Now -- if only the joke itself were funny...

The movie in question is Casa de mi Padre, which feels like a spoof of a Telenovela. It is, in fact, a deliberately cheesy movie. But the laughs are missing in action.

Ferrell plays Armando Alvarez, the less-favored son of a wealthy Mexican rancher (Pedro Armedariz Jr.) but the one who keeps the place running (while his older brother is off being a playboy somewhere). When the ranch is threatened with takeover by a vicious druglord called Onza (Gael Garcia Bernal), it's up to Armando and his brother, Raul (Diego Luna), to save it. But Armando must also deal with his feelings for his brother's new wife, Sonia (Genesis Rodriguez).

Just one problem: Writer Andrew Steele and director Matt Piedmont apparently think that every idea that Ferrell has -- including speaking Spanish with lip-smacking hamminess -- is funny.

Wrong.

Ferrell is an actor with a lot of ideas and a posse of collaborators who are too lazy to flesh them out. It's the sketch-comedy mentality: Find a single joke, riff on it for a while, then move on. But Ferrell is rarely an inspired improviser; neither are his partners in crime here.

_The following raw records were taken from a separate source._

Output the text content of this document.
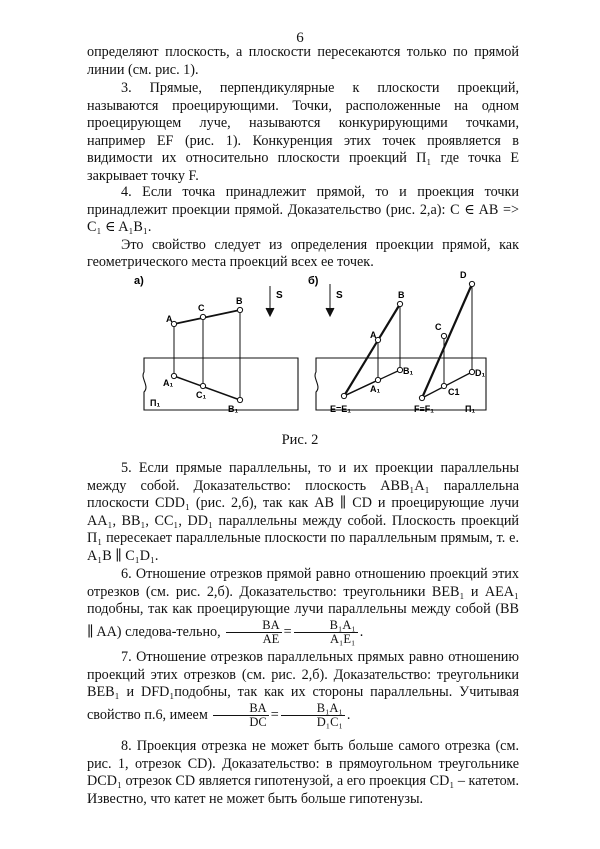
6

определяют плоскость, а плоскости пересекаются только по прямой линии (см. рис. 1).

3. Прямые, перпендикулярные к плоскости проекций, называются проецирующими. Точки, расположенные на одном проецирующем луче, называются конкурирующими точками, например EF (рис. 1). Конкуренция этих точек проявляется в видимости их относительно плоскости проекций П₁ где точка E закрывает точку F.

4. Если точка принадлежит прямой, то и проекция точки принадлежит проекции прямой. Доказательство (рис. 2,а): C ∈ AB => C₁ ∈ A₁B₁.

Это свойство следует из определения проекции прямой, как геометрического места проекций всех ее точек.

а)
S
A
C
B
A₁
C₁
B₁
П₁
б)
S
A
B
C
D
A₁
B₁
C1
D₁
E=E₁	F≡F₁	П₁
Рис. 2

5. Если прямые параллельны, то и их проекции параллельны между собой. Доказательство: плоскость ABB₁A₁ параллельна плоскости CDD₁ (рис. 2,б), так как AB ∥ CD и проецирующие лучи AA₁, BB₁, CC₁, DD₁ параллельны между собой. Плоскость проекций П₁ пересекает параллельные плоскости по параллельным прямым, т. е. A₁B ∥ C₁D₁.

6. Отношение отрезков прямой равно отношению проекций этих отрезков (см. рис. 2,б). Доказательство: треугольники BEB₁ и AEA₁ подобны, так как проецирующие лучи параллельны между собой (BB ∥ AA) следова-тельно, $\frac{BA}{AE} = \frac{\text{B₁A₁}}{\text{A₁E₁}}$ .

7. Отношение отрезков параллельных прямых равно отношению проекций этих отрезков (см. рис. 2,б). Доказательство: треугольники BEB₁ и DFD₁подобны, так как их стороны параллельны. Учитывая свойство п.6, имеем $\frac{BA}{DC} = \frac{\text{B₁A₁}}{\text{D₁C₁}}$ .

8. Проекция отрезка не может быть больше самого отрезка (см. рис. 1, отрезок CD). Доказательство: в прямоугольном треугольнике DCD₁ отрезок CD является гипотенузой, а его проекция CD₁ – катетом. Известно, что катет не может быть больше гипотенузы.
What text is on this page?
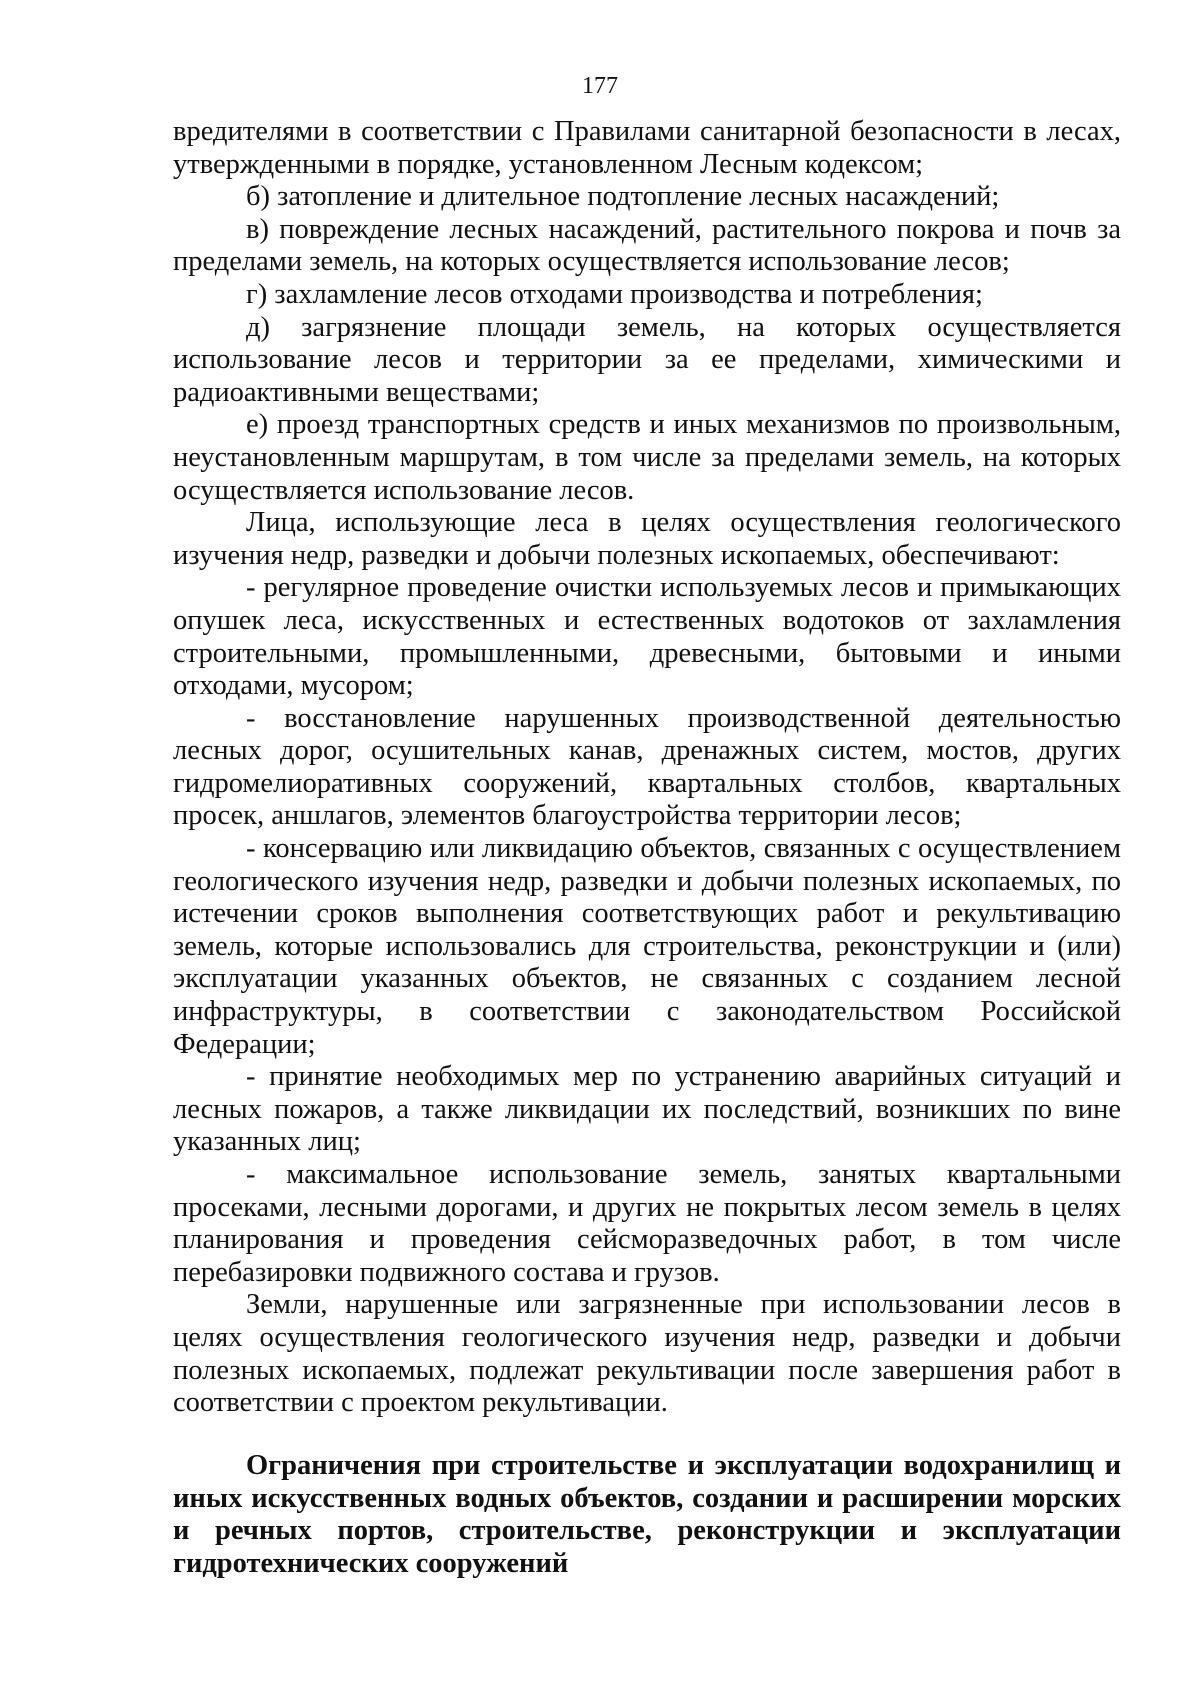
177

вредителями в соответствии с Правилами санитарной безопасности в лесах, утвержденными в порядке, установленном Лесным кодексом;

б) затопление и длительное подтопление лесных насаждений;

в) повреждение лесных насаждений, растительного покрова и почв за пределами земель, на которых осуществляется использование лесов;

г) захламление лесов отходами производства и потребления;

д) загрязнение площади земель, на которых осуществляется использование лесов и территории за ее пределами, химическими и радиоактивными веществами;

е) проезд транспортных средств и иных механизмов по произвольным, неустановленным маршрутам, в том числе за пределами земель, на которых осуществляется использование лесов.

Лица, использующие леса в целях осуществления геологического изучения недр, разведки и добычи полезных ископаемых, обеспечивают:

- регулярное проведение очистки используемых лесов и примыкающих опушек леса, искусственных и естественных водотоков от захламления строительными, промышленными, древесными, бытовыми и иными отходами, мусором;

- восстановление нарушенных производственной деятельностью лесных дорог, осушительных канав, дренажных систем, мостов, других гидромелиоративных сооружений, квартальных столбов, квартальных просек, аншлагов, элементов благоустройства территории лесов;

- консервацию или ликвидацию объектов, связанных с осуществлением геологического изучения недр, разведки и добычи полезных ископаемых, по истечении сроков выполнения соответствующих работ и рекультивацию земель, которые использовались для строительства, реконструкции и (или) эксплуатации указанных объектов, не связанных с созданием лесной инфраструктуры, в соответствии с законодательством Российской Федерации;

- принятие необходимых мер по устранению аварийных ситуаций и лесных пожаров, а также ликвидации их последствий, возникших по вине указанных лиц;

- максимальное использование земель, занятых квартальными просеками, лесными дорогами, и других не покрытых лесом земель в целях планирования и проведения сейсморазведочных работ, в том числе перебазировки подвижного состава и грузов.

Земли, нарушенные или загрязненные при использовании лесов в целях осуществления геологического изучения недр, разведки и добычи полезных ископаемых, подлежат рекультивации после завершения работ в соответствии с проектом рекультивации.

Ограничения при строительстве и эксплуатации водохранилищ и иных искусственных водных объектов, создании и расширении морских и речных портов, строительстве, реконструкции и эксплуатации гидротехнических сооружений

As a result, Casa de mi Padre is flatter than a tortilla and just as bland. Inside jokes -- like the use of stuffed (and talking) animals, or obvious continuity mistakes -- generally are DOA, inspiring at best a smile and a "That's a cute idea" nod. But there's nary a big laugh to be had in this whole sloppy enterprise.

It's not that the gags were lost in the translation of Casa de mi Padre. They were never there to begin with.